But it was dressed in the height of court fashion: a tight-fitting blue jacket cut at the waist, over a loose, billowing-sleeved white shirt, tucked into a wide waistband of black silk. Tight grey hose and ankle-high boots finished the ensemble, and the creature looked like nothing so much as one of Prince Nicholas’s court dandies.

‘Refreshments are served,’ said the creature.

‘Gathis,’ Calis greeted it.

‘Master Calis,’ replied Gathis. ‘It’s so nice to see you again. It has been too long between visits. And Master Robert. Good to see you as well.’

Calis said, ‘Did Pug leave you in charge, Nakor?’

With a squint-eyed grin, the little man said, ‘No, Gathis runs everything. I’m still just a guest.’

Calis shook his head. ‘Guest? For what, twenty years now?’

Nakor shrugged. ‘Lots of things to discuss. Lots of things to study. Let those fools in Stardock become constipated with their rules and vows of secrecy and orders and the rest of that foolishness.’ He made a chopping motion with his hand. ‘This is where the real learning is taking place.’

Calis said, ‘No doubt.’

Gathis said, ‘I’ll see to your guards, sir.’
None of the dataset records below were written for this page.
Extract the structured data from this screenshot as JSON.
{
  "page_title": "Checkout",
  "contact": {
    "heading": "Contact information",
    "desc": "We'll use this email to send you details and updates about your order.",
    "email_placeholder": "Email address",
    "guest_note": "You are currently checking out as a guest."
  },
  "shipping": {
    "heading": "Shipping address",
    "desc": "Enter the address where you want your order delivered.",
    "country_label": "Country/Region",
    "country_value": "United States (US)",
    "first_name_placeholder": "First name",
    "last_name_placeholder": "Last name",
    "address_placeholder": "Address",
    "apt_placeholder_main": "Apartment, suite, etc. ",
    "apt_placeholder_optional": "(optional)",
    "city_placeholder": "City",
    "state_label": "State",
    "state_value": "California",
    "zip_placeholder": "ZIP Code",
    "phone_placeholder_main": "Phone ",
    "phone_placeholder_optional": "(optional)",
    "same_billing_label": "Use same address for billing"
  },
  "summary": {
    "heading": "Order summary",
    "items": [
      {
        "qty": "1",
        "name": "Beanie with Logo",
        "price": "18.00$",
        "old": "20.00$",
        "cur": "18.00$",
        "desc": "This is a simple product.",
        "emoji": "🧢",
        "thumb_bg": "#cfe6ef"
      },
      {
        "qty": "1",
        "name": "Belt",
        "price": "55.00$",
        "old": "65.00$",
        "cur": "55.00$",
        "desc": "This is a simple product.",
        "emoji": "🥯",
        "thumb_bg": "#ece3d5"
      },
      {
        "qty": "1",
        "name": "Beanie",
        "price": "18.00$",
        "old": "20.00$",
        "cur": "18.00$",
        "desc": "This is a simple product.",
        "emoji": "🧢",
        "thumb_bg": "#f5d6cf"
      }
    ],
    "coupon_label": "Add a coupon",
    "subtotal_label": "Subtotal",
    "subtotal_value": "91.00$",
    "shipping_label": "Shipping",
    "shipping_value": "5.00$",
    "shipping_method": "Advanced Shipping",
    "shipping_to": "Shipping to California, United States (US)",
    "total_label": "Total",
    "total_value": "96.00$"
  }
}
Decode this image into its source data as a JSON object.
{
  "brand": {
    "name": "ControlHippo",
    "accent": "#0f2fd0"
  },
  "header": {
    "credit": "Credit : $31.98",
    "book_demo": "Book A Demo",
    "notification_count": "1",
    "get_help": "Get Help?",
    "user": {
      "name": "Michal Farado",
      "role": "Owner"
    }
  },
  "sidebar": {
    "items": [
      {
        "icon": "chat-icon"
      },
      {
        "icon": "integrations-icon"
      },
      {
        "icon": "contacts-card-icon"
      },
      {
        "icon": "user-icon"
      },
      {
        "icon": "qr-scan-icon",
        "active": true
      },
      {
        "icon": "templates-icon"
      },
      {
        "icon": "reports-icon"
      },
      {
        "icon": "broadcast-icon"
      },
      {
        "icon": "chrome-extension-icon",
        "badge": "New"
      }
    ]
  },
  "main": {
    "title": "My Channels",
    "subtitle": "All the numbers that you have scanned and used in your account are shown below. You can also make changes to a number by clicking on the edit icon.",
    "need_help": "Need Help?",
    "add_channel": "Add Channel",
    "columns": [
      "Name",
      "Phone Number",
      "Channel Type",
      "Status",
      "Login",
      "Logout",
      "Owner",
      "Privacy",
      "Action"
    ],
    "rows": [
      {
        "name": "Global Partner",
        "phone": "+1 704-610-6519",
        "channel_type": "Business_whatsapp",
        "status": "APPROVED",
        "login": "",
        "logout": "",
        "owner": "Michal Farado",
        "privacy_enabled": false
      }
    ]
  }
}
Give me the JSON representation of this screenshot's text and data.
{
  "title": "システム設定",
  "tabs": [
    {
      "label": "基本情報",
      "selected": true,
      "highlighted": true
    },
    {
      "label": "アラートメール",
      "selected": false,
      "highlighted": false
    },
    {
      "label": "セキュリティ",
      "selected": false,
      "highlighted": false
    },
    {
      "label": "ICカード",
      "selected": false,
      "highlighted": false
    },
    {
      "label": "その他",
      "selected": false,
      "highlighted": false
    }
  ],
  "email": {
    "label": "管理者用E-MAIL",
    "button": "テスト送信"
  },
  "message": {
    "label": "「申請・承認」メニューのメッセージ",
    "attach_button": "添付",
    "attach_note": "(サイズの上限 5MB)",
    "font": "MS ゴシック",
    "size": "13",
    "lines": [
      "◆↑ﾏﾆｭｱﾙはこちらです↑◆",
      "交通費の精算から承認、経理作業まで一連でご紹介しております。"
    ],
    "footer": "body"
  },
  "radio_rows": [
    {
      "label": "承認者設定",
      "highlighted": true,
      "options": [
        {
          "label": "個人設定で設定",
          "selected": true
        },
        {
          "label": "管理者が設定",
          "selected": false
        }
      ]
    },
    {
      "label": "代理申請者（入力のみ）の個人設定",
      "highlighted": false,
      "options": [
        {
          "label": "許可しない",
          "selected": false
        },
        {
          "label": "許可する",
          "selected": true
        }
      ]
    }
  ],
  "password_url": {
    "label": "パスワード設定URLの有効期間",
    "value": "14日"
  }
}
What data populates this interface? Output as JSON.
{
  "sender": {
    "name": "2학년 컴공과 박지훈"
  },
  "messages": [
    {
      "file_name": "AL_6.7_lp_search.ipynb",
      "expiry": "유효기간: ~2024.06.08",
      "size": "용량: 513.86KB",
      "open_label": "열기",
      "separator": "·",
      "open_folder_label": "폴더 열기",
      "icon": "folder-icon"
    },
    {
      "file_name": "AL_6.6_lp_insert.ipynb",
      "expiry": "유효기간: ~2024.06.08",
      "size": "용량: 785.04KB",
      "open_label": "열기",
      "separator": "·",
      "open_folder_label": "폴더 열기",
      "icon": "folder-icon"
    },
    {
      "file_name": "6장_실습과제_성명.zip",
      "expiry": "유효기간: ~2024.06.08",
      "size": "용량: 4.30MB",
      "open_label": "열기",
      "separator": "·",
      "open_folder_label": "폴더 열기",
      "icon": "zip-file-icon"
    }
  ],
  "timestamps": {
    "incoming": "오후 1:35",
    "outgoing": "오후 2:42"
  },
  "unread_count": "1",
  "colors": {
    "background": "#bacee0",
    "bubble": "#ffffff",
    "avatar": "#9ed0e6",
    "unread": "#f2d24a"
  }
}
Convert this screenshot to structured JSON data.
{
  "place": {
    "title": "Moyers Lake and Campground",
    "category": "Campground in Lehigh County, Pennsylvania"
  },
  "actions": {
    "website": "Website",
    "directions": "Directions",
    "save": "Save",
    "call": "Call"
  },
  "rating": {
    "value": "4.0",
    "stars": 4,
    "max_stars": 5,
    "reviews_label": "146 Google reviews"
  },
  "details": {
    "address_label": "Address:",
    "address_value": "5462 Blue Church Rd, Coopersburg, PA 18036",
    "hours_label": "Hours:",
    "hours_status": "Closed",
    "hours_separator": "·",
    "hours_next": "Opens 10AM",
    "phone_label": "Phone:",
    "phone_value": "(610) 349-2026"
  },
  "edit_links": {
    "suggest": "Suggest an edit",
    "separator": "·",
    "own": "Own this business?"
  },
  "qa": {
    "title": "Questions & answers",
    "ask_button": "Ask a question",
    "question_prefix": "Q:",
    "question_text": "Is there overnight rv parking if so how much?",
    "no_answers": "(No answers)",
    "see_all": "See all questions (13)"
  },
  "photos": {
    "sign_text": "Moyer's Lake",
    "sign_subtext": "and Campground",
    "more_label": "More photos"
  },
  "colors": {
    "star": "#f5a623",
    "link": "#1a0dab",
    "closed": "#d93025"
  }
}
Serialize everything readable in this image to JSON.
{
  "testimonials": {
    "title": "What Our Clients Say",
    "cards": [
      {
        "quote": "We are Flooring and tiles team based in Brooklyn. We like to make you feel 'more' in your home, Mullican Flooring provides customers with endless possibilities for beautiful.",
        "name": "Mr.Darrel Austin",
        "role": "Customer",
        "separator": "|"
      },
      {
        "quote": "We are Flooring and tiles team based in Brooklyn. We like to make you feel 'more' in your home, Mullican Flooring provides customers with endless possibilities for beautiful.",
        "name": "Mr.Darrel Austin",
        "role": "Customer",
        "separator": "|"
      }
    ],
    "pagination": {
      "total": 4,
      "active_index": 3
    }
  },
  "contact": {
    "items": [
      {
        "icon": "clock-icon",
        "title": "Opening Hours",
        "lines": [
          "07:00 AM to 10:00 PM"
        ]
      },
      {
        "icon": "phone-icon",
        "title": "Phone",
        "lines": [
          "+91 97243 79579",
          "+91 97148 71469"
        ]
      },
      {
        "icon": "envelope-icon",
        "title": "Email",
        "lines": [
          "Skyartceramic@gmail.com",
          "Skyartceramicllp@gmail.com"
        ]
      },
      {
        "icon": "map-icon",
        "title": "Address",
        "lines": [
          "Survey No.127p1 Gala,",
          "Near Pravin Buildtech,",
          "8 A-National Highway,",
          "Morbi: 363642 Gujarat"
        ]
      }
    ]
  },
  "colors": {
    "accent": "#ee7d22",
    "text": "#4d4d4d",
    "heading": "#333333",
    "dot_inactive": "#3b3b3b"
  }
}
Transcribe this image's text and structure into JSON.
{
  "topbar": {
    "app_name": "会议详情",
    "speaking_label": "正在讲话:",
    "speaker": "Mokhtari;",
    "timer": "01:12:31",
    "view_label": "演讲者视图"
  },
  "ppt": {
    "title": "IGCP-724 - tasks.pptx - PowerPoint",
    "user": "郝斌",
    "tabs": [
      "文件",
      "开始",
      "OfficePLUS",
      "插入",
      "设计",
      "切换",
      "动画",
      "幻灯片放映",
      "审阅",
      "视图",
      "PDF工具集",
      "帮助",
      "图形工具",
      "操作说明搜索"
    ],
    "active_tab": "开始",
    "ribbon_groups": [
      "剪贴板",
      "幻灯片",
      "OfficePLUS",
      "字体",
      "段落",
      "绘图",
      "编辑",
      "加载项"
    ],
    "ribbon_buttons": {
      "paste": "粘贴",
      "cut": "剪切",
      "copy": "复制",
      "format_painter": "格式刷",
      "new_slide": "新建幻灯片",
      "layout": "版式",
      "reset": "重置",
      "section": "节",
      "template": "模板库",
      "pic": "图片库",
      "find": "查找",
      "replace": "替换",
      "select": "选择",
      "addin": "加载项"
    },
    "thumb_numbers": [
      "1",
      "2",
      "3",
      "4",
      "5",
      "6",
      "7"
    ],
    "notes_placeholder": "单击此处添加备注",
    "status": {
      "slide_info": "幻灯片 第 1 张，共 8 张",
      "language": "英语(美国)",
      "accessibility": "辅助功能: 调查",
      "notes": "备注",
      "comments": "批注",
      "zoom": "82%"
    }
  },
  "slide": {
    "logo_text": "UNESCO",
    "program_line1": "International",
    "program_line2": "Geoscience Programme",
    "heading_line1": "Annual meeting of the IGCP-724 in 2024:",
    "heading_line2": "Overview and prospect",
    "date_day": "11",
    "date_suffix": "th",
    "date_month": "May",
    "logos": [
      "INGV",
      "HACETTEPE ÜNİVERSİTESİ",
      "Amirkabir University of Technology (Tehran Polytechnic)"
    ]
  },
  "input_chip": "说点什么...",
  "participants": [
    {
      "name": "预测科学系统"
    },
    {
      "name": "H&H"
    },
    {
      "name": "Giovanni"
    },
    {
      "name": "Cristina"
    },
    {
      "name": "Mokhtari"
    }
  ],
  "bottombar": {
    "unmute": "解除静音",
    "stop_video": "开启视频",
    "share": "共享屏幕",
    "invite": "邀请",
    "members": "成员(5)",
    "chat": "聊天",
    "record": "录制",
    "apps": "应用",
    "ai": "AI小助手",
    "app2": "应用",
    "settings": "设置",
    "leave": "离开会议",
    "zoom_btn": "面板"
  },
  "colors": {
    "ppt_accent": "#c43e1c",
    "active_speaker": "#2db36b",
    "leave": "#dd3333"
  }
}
Calis and Robert went inside, followed by Nakor. The creature turned to Erik and the others and said, ‘You men follow me.’

He led them around the building, and Erik was surprised to discover that it was larger than he had first suspected as they had walked down the path from the ridge above. The building was, essentially, a large square, with entrances in all four walls. Through one they passed, Erik could see that the building was also hollow in the center, a large fountain at the heart of a garden glimpsed briefly as they walked past.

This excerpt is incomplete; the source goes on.